From: M J _Mike_ Logsdon
Sent: Thursday, October 18, 2018 8:10 AM
To: magdalen at herberthouse.org
Subject: [Magdalen] Where do they live?

As I was leaving my bathroom this evening (last evening, I suppose, actually) and turned off the light, I saw movement in my small apartment backyard.  I'm used to seeing cats on the fence, so that's what I expected, but movement is movement, so I needed to investigate.  Keeping the light off so I could see, I was struck by three things:  (1) the cat I saw on the fence was HUGE, (2) it didn't skitter down the other side of the fence immediately as normal, and (3) the striped tail and the bandit mask revised my opinion on the spot as to what I was witnessing.

My Backyard Masked Animal showed no typical animosity as often seen on TV, but that could've been because it was smart enough to know that a face looking out of a dark room in a building was hardly gonna leap out and challenge it.  It quickly, but smoothly, made its way down the other side of the fence like the cats do, but with no sign of anxiety on its part whatsoever.

Yes, it was my first raccoon.  But being a city dweller where such things are seldom seen, that shouldn't be a surprise.  And I did look up and find the following, which explains a bit:

"New habitats which have recently been occupied by raccoons (aside from urban areas) include mountain ranges, such as the Western Rocky Mountains, prairies and coastal marshes.  After a population explosion starting in the 1940s, the estimated number of raccoons in North America in the late 1980s was 15 to 20 times higher than in the 1930s, when raccoons were comparatively rare.  Urbanization, the expansion of agriculture, deliberate introductions, and the extermination of natural predators of the raccoon have probably caused this increase in abundance and distribution." (Wikipedia excerpt.)

Its a reference beyond ("aside from") urban areas, which my area basically is, but, still, -- where does such a clearly well-fed raccoon actually live?  Grant you, I'm not terribly far from hundreds of miles of ag fields, but something made this well-fed monster decide to "come into town and make a night of it".  Would such a creature maybe have an actual life here, in town, even in my neighborhood?  Doesn't bother me one whit.  I'm just curious.

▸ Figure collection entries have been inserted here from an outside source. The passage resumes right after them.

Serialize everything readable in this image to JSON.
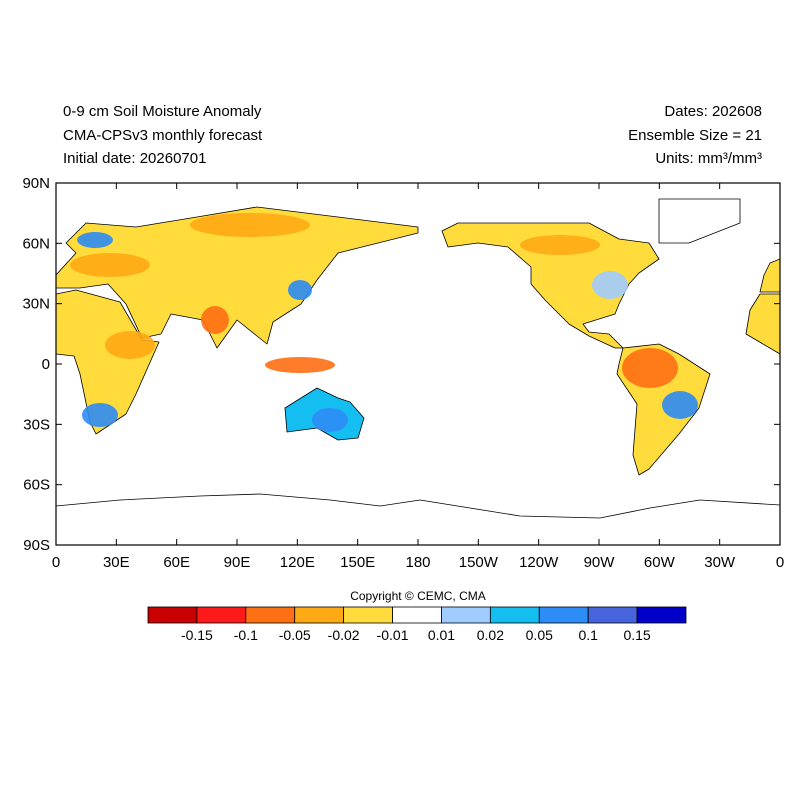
{
  "header": {
    "left": [
      "0-9 cm Soil Moisture Anomaly",
      "CMA-CPSv3 monthly forecast",
      "Initial date: 20260701"
    ],
    "right": [
      "Dates: 202608",
      "Ensemble Size = 21",
      "Units: mm³/mm³"
    ]
  },
  "map": {
    "lat_labels": [
      "90N",
      "60N",
      "30N",
      "0",
      "30S",
      "60S",
      "90S"
    ],
    "lon_labels": [
      "0",
      "30E",
      "60E",
      "90E",
      "120E",
      "150E",
      "180",
      "150W",
      "120W",
      "90W",
      "60W",
      "30W",
      "0"
    ]
  },
  "colorbar": {
    "copyright": "Copyright © CEMC, CMA",
    "colors": [
      "#c80000",
      "#ff1a1a",
      "#ff7014",
      "#ffaa14",
      "#ffdc3c",
      "#ffffff",
      "#a0ccff",
      "#14bef0",
      "#2d8cf5",
      "#4664dc",
      "#0000c8"
    ],
    "levels": [
      -0.15,
      -0.1,
      -0.05,
      -0.02,
      -0.01,
      0.01,
      0.02,
      0.05,
      0.1,
      0.15
    ]
  }
}
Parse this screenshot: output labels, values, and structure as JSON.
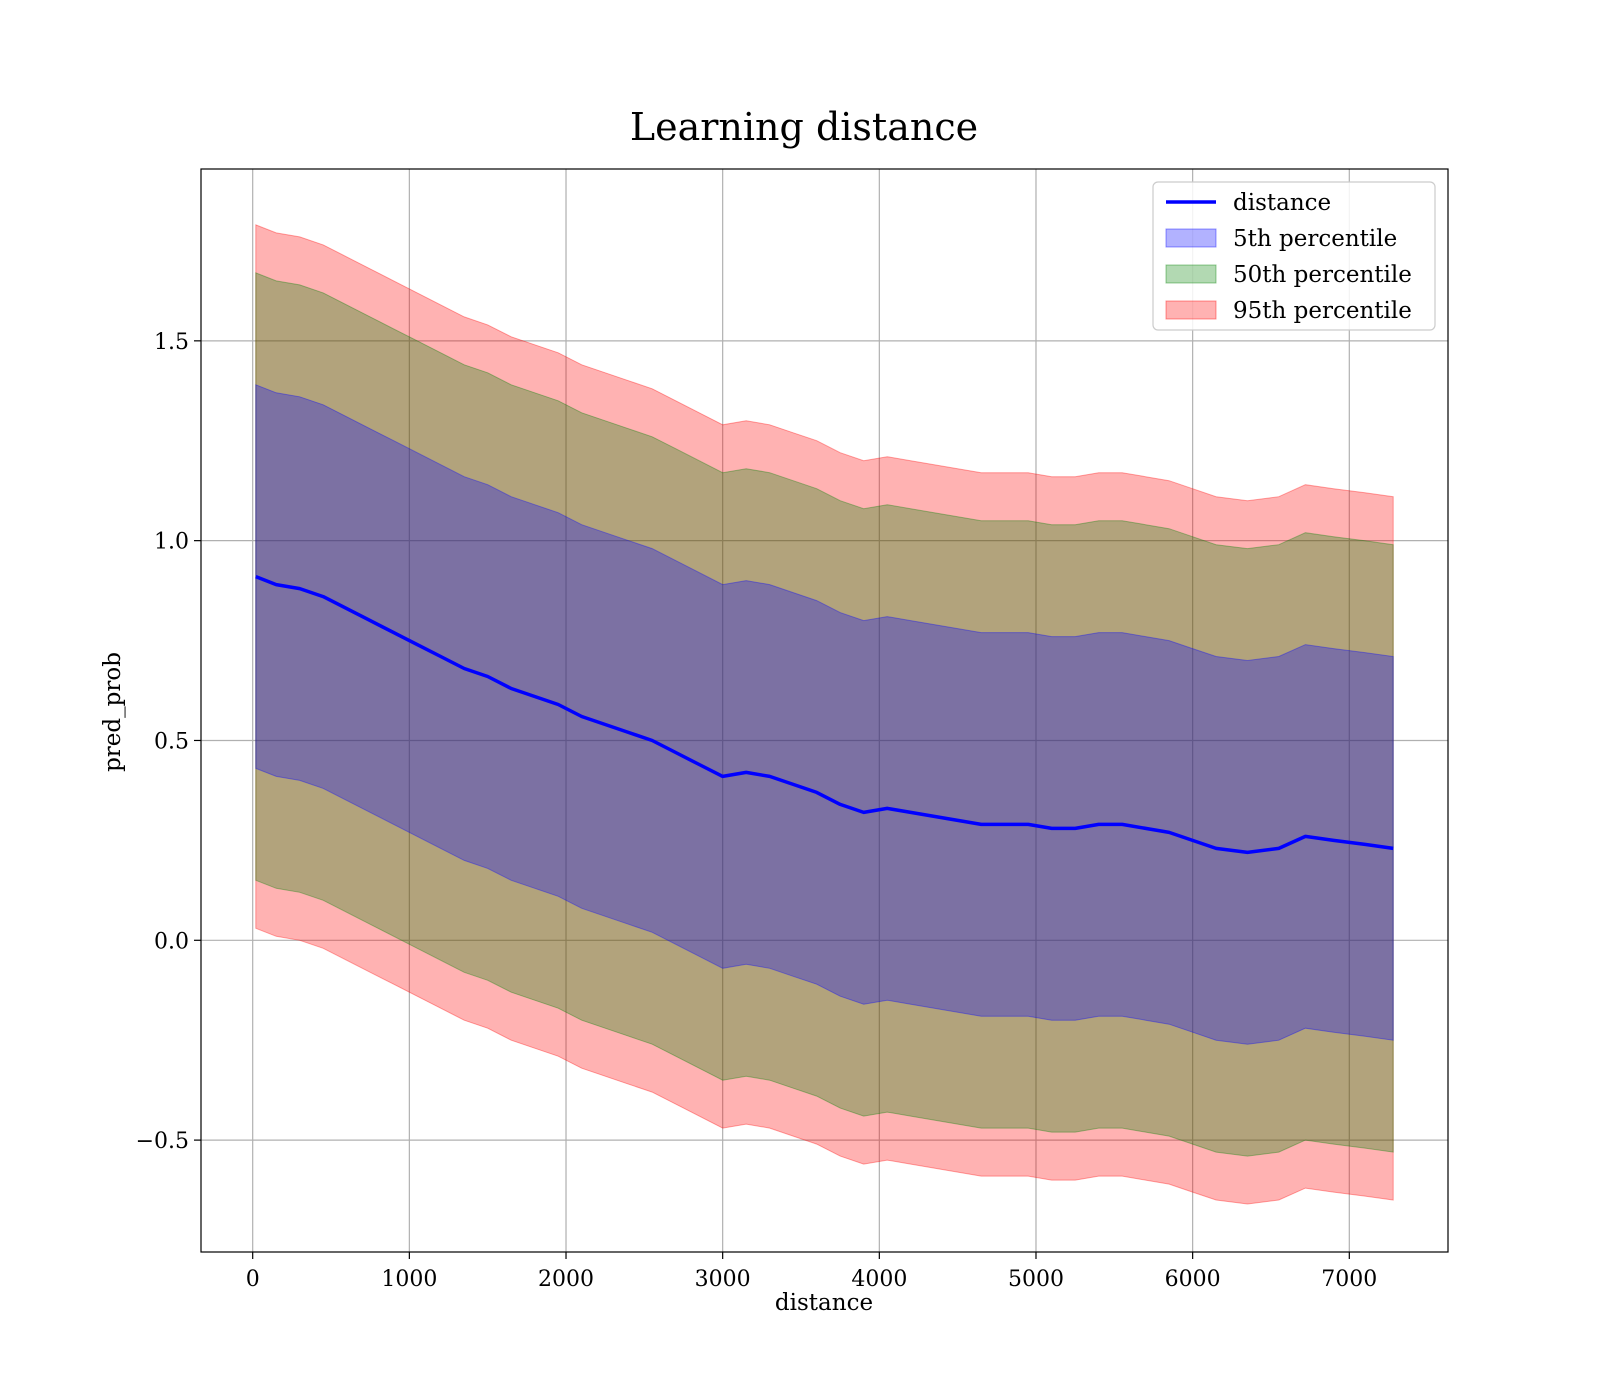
{
  "chart_data": {
    "type": "line",
    "title": "Learning distance",
    "xlabel": "distance",
    "ylabel": "pred_prob",
    "xlim": [
      -330,
      7630
    ],
    "ylim": [
      -0.78,
      1.93
    ],
    "grid": true,
    "legend_position": "top-right",
    "x_ticks": [
      0,
      1000,
      2000,
      3000,
      4000,
      5000,
      6000,
      7000
    ],
    "x_tick_labels": [
      "0",
      "1000",
      "2000",
      "3000",
      "4000",
      "5000",
      "6000",
      "7000"
    ],
    "y_ticks": [
      -0.5,
      0.0,
      0.5,
      1.0,
      1.5
    ],
    "y_tick_labels": [
      "−0.5",
      "0.0",
      "0.5",
      "1.0",
      "1.5"
    ],
    "colors": {
      "line": "#0000ff",
      "band_5th": "#0000ff",
      "band_50th": "#008000",
      "band_95th": "#ff0000",
      "grid": "#b0b0b0"
    },
    "series": [
      {
        "name": "distance",
        "kind": "line",
        "x": [
          20,
          150,
          300,
          450,
          600,
          750,
          900,
          1050,
          1200,
          1350,
          1500,
          1650,
          1800,
          1950,
          2100,
          2250,
          2400,
          2550,
          2700,
          2850,
          3000,
          3150,
          3300,
          3450,
          3600,
          3750,
          3900,
          4050,
          4200,
          4350,
          4500,
          4650,
          4800,
          4950,
          5100,
          5250,
          5400,
          5550,
          5700,
          5850,
          6000,
          6150,
          6350,
          6550,
          6720,
          6900,
          7100,
          7280
        ],
        "y": [
          0.91,
          0.89,
          0.88,
          0.86,
          0.83,
          0.8,
          0.77,
          0.74,
          0.71,
          0.68,
          0.66,
          0.63,
          0.61,
          0.59,
          0.56,
          0.54,
          0.52,
          0.5,
          0.47,
          0.44,
          0.41,
          0.42,
          0.41,
          0.39,
          0.37,
          0.34,
          0.32,
          0.33,
          0.32,
          0.31,
          0.3,
          0.29,
          0.29,
          0.29,
          0.28,
          0.28,
          0.29,
          0.29,
          0.28,
          0.27,
          0.25,
          0.23,
          0.22,
          0.23,
          0.26,
          0.25,
          0.24,
          0.23
        ]
      },
      {
        "name": "5th percentile",
        "kind": "band",
        "x": [
          20,
          150,
          300,
          450,
          600,
          750,
          900,
          1050,
          1200,
          1350,
          1500,
          1650,
          1800,
          1950,
          2100,
          2250,
          2400,
          2550,
          2700,
          2850,
          3000,
          3150,
          3300,
          3450,
          3600,
          3750,
          3900,
          4050,
          4200,
          4350,
          4500,
          4650,
          4800,
          4950,
          5100,
          5250,
          5400,
          5550,
          5700,
          5850,
          6000,
          6150,
          6350,
          6550,
          6720,
          6900,
          7100,
          7280
        ],
        "lower": [
          0.43,
          0.41,
          0.4,
          0.38,
          0.35,
          0.32,
          0.29,
          0.26,
          0.23,
          0.2,
          0.18,
          0.15,
          0.13,
          0.11,
          0.08,
          0.06,
          0.04,
          0.02,
          -0.01,
          -0.04,
          -0.07,
          -0.06,
          -0.07,
          -0.09,
          -0.11,
          -0.14,
          -0.16,
          -0.15,
          -0.16,
          -0.17,
          -0.18,
          -0.19,
          -0.19,
          -0.19,
          -0.2,
          -0.2,
          -0.19,
          -0.19,
          -0.2,
          -0.21,
          -0.23,
          -0.25,
          -0.26,
          -0.25,
          -0.22,
          -0.23,
          -0.24,
          -0.25
        ],
        "upper": [
          1.39,
          1.37,
          1.36,
          1.34,
          1.31,
          1.28,
          1.25,
          1.22,
          1.19,
          1.16,
          1.14,
          1.11,
          1.09,
          1.07,
          1.04,
          1.02,
          1.0,
          0.98,
          0.95,
          0.92,
          0.89,
          0.9,
          0.89,
          0.87,
          0.85,
          0.82,
          0.8,
          0.81,
          0.8,
          0.79,
          0.78,
          0.77,
          0.77,
          0.77,
          0.76,
          0.76,
          0.77,
          0.77,
          0.76,
          0.75,
          0.73,
          0.71,
          0.7,
          0.71,
          0.74,
          0.73,
          0.72,
          0.71
        ]
      },
      {
        "name": "50th percentile",
        "kind": "band",
        "x": [
          20,
          150,
          300,
          450,
          600,
          750,
          900,
          1050,
          1200,
          1350,
          1500,
          1650,
          1800,
          1950,
          2100,
          2250,
          2400,
          2550,
          2700,
          2850,
          3000,
          3150,
          3300,
          3450,
          3600,
          3750,
          3900,
          4050,
          4200,
          4350,
          4500,
          4650,
          4800,
          4950,
          5100,
          5250,
          5400,
          5550,
          5700,
          5850,
          6000,
          6150,
          6350,
          6550,
          6720,
          6900,
          7100,
          7280
        ],
        "lower": [
          0.15,
          0.13,
          0.12,
          0.1,
          0.07,
          0.04,
          0.01,
          -0.02,
          -0.05,
          -0.08,
          -0.1,
          -0.13,
          -0.15,
          -0.17,
          -0.2,
          -0.22,
          -0.24,
          -0.26,
          -0.29,
          -0.32,
          -0.35,
          -0.34,
          -0.35,
          -0.37,
          -0.39,
          -0.42,
          -0.44,
          -0.43,
          -0.44,
          -0.45,
          -0.46,
          -0.47,
          -0.47,
          -0.47,
          -0.48,
          -0.48,
          -0.47,
          -0.47,
          -0.48,
          -0.49,
          -0.51,
          -0.53,
          -0.54,
          -0.53,
          -0.5,
          -0.51,
          -0.52,
          -0.53
        ],
        "upper": [
          1.67,
          1.65,
          1.64,
          1.62,
          1.59,
          1.56,
          1.53,
          1.5,
          1.47,
          1.44,
          1.42,
          1.39,
          1.37,
          1.35,
          1.32,
          1.3,
          1.28,
          1.26,
          1.23,
          1.2,
          1.17,
          1.18,
          1.17,
          1.15,
          1.13,
          1.1,
          1.08,
          1.09,
          1.08,
          1.07,
          1.06,
          1.05,
          1.05,
          1.05,
          1.04,
          1.04,
          1.05,
          1.05,
          1.04,
          1.03,
          1.01,
          0.99,
          0.98,
          0.99,
          1.02,
          1.01,
          1.0,
          0.99
        ]
      },
      {
        "name": "95th percentile",
        "kind": "band",
        "x": [
          20,
          150,
          300,
          450,
          600,
          750,
          900,
          1050,
          1200,
          1350,
          1500,
          1650,
          1800,
          1950,
          2100,
          2250,
          2400,
          2550,
          2700,
          2850,
          3000,
          3150,
          3300,
          3450,
          3600,
          3750,
          3900,
          4050,
          4200,
          4350,
          4500,
          4650,
          4800,
          4950,
          5100,
          5250,
          5400,
          5550,
          5700,
          5850,
          6000,
          6150,
          6350,
          6550,
          6720,
          6900,
          7100,
          7280
        ],
        "lower": [
          0.03,
          0.01,
          0.0,
          -0.02,
          -0.05,
          -0.08,
          -0.11,
          -0.14,
          -0.17,
          -0.2,
          -0.22,
          -0.25,
          -0.27,
          -0.29,
          -0.32,
          -0.34,
          -0.36,
          -0.38,
          -0.41,
          -0.44,
          -0.47,
          -0.46,
          -0.47,
          -0.49,
          -0.51,
          -0.54,
          -0.56,
          -0.55,
          -0.56,
          -0.57,
          -0.58,
          -0.59,
          -0.59,
          -0.59,
          -0.6,
          -0.6,
          -0.59,
          -0.59,
          -0.6,
          -0.61,
          -0.63,
          -0.65,
          -0.66,
          -0.65,
          -0.62,
          -0.63,
          -0.64,
          -0.65
        ],
        "upper": [
          1.79,
          1.77,
          1.76,
          1.74,
          1.71,
          1.68,
          1.65,
          1.62,
          1.59,
          1.56,
          1.54,
          1.51,
          1.49,
          1.47,
          1.44,
          1.42,
          1.4,
          1.38,
          1.35,
          1.32,
          1.29,
          1.3,
          1.29,
          1.27,
          1.25,
          1.22,
          1.2,
          1.21,
          1.2,
          1.19,
          1.18,
          1.17,
          1.17,
          1.17,
          1.16,
          1.16,
          1.17,
          1.17,
          1.16,
          1.15,
          1.13,
          1.11,
          1.1,
          1.11,
          1.14,
          1.13,
          1.12,
          1.11
        ]
      }
    ],
    "legend": [
      "distance",
      "5th percentile",
      "50th percentile",
      "95th percentile"
    ]
  }
}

And my Masked Friend makes the second "wild" animal I've encountered in this part of my town.  Long ago, my route to work was detoured to the extreme to make ample room for law enforcement and animal specialists to deal with the (from what I remember) very young bear that somehow made it into the neighborhood I actually now live in.  Raccoons, yes.  But bears?  They happen in Monterey and Carmel all the time, because they have heavily wooded areas close nearby, and can actually be said to be situated within same.  But Salinas Valley flatland?  All I can admit to right now, is that we do have "mountains ranges" nearby.

M J (Mike) Logsdon.

"Aaugh[.]" -- Charles Brown.
"Avoid dull needles and use a soft cloth." -- E Kovacs.
"Because that's the kind of guy, I'm." -- C Reiner, "Your Show of Shows", skit: "From Here to Obscurity".